La tradizione, tra l’altro, ci ricorda che nei panni di uno dei carnefici di San Bartolomeo il Massarotti abbia utilizzato il volto di un’esponente della storica comunità ebraica locale. La persona in questione, stando sempre alla tradizione, non gradì particolarmente la cosa, ma ormai l’opera era compiuta.
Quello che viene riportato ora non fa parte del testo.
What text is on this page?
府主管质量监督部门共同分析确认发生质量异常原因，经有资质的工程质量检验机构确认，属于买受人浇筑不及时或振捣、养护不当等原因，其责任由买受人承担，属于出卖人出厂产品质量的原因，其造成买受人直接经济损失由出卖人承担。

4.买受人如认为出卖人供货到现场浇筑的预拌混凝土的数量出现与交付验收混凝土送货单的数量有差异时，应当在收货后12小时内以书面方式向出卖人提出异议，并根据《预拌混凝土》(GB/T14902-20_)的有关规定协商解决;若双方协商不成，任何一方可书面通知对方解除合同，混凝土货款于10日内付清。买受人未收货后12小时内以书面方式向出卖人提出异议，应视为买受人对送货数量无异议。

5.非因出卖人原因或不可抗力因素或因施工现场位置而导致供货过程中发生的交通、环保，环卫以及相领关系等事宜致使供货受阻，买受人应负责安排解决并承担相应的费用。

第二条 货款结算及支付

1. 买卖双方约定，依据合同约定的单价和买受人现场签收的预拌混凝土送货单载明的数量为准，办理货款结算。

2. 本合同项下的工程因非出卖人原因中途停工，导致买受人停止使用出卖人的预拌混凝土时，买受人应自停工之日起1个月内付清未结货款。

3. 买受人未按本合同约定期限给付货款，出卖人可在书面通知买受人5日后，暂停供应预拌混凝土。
Per chi non ama andare tra “baracconi” in cemento e altre diavolerie, quindi, a Busseto, una domenica all’insegna dell’arte e della cultura cremonese tra Giuseppe Moroni e Vincenzo Campi, Giovanbattista Febbrari e Francesco Boccaccino, il Chiaveghino e il Malosso, Camillo Procaccini e Francesco Superti, Giovanni Motta e Altobello dè Cambi, Ferdinando Provesi, Barberina Strepponi e Angelo Massarotti.